According to Arcee AI’s official blog, the key to this kind of cost-performance value lies in the architectural choice. Trinity-Large-Thinking uses a sparse MoE (mixture of experts) design: it includes 256 expert modules, but for each token it only activates 4 of them. That means the massive 400B model only needs a 13B compute burden during real inference, with an execution efficiency roughly 2–3 times that of dense models at the same scale.
Compared with the predecessor Preview released at the end of January this year, the biggest upgrade is the addition of an inference thinking chain.
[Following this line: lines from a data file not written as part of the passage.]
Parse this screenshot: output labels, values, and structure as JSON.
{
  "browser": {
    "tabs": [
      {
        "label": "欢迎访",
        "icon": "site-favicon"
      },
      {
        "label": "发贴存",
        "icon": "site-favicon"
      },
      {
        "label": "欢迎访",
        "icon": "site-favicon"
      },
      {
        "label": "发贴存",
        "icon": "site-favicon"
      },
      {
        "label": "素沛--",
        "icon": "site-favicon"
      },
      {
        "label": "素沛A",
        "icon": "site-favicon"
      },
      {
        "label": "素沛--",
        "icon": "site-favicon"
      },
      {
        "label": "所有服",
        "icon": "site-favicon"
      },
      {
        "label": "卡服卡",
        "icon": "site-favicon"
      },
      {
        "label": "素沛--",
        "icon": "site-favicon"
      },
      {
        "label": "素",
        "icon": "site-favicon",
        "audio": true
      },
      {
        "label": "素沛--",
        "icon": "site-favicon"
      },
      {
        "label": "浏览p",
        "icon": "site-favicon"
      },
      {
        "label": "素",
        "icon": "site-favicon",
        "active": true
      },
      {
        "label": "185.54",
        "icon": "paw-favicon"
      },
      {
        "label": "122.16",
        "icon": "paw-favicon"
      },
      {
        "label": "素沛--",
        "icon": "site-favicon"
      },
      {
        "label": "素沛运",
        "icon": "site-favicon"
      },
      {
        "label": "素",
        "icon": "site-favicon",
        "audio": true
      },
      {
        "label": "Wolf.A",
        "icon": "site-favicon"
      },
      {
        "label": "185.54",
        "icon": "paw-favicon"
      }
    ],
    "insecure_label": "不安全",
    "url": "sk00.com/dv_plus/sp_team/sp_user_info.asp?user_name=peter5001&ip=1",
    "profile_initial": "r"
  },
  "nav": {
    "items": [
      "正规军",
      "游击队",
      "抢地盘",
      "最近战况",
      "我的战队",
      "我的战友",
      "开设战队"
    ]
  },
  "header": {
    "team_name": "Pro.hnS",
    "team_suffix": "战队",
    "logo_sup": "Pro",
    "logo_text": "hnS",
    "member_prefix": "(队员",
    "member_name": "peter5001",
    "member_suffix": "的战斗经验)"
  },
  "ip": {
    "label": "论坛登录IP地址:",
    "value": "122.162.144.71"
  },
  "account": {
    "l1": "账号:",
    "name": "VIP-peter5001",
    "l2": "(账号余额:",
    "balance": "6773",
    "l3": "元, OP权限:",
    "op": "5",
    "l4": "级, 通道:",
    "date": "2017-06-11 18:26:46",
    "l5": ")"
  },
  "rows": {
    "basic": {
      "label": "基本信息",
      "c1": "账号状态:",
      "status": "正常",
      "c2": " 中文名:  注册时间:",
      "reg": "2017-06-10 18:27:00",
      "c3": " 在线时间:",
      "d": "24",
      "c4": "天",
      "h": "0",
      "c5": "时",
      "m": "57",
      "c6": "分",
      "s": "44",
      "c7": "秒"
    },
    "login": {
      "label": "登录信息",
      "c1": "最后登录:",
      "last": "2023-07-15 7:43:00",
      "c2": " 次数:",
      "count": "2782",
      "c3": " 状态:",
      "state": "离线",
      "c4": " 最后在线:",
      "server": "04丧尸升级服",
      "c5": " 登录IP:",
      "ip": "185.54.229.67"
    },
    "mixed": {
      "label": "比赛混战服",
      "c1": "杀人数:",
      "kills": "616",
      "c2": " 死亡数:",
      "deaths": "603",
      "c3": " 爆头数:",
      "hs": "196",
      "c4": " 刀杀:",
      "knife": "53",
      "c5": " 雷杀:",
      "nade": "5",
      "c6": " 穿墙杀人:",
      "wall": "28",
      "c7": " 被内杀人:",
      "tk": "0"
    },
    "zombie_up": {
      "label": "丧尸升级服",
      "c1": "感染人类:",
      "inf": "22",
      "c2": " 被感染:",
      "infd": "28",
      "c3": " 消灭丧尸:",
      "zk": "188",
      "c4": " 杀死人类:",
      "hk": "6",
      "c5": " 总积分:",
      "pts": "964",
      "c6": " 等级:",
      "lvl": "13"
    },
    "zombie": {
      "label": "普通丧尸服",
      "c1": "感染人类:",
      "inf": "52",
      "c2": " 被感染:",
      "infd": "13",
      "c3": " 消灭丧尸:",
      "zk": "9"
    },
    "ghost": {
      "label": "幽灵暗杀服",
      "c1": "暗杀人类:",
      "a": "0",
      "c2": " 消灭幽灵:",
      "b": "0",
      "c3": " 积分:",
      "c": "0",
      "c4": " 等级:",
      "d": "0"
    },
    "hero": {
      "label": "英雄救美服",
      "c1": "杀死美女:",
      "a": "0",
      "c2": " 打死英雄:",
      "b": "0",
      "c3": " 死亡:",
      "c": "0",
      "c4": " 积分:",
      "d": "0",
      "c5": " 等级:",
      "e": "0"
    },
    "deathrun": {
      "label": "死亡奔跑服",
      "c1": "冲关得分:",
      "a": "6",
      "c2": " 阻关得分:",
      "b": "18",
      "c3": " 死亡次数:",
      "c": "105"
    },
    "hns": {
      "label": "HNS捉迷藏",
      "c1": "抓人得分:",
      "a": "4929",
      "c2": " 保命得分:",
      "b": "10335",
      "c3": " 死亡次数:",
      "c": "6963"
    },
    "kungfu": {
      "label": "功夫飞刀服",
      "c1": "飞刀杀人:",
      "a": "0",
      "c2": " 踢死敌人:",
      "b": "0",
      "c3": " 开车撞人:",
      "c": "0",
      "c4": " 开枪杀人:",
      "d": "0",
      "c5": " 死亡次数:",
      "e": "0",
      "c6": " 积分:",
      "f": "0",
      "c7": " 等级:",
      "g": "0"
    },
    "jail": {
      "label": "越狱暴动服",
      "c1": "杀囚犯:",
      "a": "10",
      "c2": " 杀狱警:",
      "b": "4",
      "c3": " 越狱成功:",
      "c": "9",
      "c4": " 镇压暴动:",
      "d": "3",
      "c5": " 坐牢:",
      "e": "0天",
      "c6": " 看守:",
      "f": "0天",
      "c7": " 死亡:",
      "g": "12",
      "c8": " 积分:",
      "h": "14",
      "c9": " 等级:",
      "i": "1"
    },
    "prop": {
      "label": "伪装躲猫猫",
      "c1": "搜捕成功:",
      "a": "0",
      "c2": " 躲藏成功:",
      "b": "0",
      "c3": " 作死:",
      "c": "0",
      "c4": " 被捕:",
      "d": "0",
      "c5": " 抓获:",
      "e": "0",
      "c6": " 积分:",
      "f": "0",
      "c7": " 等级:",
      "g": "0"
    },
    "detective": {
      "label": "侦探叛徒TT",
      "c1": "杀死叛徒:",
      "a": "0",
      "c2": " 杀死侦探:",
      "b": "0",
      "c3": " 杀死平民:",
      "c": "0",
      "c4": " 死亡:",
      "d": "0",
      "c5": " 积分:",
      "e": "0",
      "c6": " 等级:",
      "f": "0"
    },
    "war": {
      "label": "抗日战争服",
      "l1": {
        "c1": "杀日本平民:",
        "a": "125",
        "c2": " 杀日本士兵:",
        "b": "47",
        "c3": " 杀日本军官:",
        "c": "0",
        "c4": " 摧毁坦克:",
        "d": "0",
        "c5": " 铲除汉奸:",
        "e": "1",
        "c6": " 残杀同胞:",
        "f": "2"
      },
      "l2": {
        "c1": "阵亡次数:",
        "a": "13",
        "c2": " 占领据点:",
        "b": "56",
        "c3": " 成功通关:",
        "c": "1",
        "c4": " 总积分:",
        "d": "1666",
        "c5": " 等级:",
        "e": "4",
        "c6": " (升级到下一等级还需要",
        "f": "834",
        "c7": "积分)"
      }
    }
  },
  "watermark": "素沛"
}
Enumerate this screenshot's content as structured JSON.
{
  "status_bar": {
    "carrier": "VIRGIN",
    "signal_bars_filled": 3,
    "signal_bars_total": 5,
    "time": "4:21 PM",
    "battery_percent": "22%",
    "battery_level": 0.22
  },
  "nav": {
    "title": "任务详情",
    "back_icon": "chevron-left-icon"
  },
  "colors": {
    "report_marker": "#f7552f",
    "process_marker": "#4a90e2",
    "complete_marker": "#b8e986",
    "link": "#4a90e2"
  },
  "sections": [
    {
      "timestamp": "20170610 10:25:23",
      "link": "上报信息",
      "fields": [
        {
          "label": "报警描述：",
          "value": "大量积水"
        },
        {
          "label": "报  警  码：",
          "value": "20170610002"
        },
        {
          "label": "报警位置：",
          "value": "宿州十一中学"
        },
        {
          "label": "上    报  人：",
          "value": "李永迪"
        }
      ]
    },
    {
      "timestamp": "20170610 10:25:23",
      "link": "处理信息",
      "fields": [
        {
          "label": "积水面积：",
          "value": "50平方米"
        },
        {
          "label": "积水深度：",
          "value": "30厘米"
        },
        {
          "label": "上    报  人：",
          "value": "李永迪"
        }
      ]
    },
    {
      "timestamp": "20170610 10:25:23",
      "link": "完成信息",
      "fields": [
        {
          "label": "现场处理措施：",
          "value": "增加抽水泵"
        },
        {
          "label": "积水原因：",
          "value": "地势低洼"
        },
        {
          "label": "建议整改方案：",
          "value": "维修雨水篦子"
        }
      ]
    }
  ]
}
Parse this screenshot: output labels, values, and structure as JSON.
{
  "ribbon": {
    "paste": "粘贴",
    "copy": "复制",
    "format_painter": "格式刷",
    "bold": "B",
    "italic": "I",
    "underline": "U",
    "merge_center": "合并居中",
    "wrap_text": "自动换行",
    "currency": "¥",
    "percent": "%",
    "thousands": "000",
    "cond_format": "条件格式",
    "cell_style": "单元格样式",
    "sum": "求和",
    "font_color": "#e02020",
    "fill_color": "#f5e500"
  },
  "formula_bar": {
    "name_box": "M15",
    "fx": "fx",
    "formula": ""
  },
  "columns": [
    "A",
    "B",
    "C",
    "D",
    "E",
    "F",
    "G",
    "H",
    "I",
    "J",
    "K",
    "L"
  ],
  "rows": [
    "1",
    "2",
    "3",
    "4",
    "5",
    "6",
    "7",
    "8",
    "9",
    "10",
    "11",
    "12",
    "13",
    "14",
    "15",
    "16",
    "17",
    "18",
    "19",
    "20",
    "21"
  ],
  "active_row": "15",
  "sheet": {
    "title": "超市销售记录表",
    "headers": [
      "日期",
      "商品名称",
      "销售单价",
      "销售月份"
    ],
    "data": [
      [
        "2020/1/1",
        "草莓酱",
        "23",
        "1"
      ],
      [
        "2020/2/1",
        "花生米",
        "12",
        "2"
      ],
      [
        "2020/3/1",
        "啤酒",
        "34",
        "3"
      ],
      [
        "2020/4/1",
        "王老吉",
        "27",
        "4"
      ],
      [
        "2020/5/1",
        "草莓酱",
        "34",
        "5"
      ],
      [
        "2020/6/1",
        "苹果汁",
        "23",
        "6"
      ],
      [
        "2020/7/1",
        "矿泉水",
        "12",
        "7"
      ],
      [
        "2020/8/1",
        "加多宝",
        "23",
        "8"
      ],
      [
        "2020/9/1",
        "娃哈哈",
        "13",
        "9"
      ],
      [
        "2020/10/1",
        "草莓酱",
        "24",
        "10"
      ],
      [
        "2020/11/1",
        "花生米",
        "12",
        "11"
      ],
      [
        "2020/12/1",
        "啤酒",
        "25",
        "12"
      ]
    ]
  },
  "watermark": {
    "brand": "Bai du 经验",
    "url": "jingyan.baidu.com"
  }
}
Preview only did instruction fine-tuning. This Thinking version will “think first” before answering, with clear improvements in stability for multi-round tool calls and coherence over long context. Arcee puts it plainly: this model is designed so it won’t crash during long-running Agent loops.
The overall base model used $20 million and took 33 days to train; the post-training for the Thinking version took another 9 months of refinement.
Arcee CEO Lucas Atkins wrote in the release post: “Getting here took difficult technical work, hard calls…Nobody did that. They kept pushing.”
Of course, specialization in Agents also comes with trade-offs. On general reasoning benchmarks, Trinity-Large-Thinking’s results aren’t nearly as impressive. It scored 76.3 on GPQA-D, while Kimi K2.5 scored 86.9 and Opus 4.6 scored 89.2—gaps of 10 and 13 percentage points, respectively; and MMLU-Pro’s 83.4 is also at the bottom among the compared models.
But Arcee doesn’t seem to plan to compete head-on in this direction. Officially, it says that “Trinity-Large-Thinking is the strongest open-source model outside China across many dimensions,” and they’ve said their opponents aren’t Opus or GPT, but the China open-source camp such as DeepSeek and Kimi.
Trinity-Large-Thinking has also been listed on OpenRouter, and for its first 5 days it has been available for free use in OpenClaw. The prior Preview will continue to be offered for free as well.
As for the previous Preview version, since it went live at the end of January, it has accumulated more than 3.37 trillion tokens processed on the OpenRouter platform. In OpenClaw’s statistics, it is the #1 open-source model by usage in the United States and the #4 globally. For a not-so-large startup, this adoption rate already proves that it’s cheap and easy to use, and that there is real market demand.
Model weights are published on Hugging Face under the Apache 2.0 license, and anyone can download, modify, and deploy them commercially.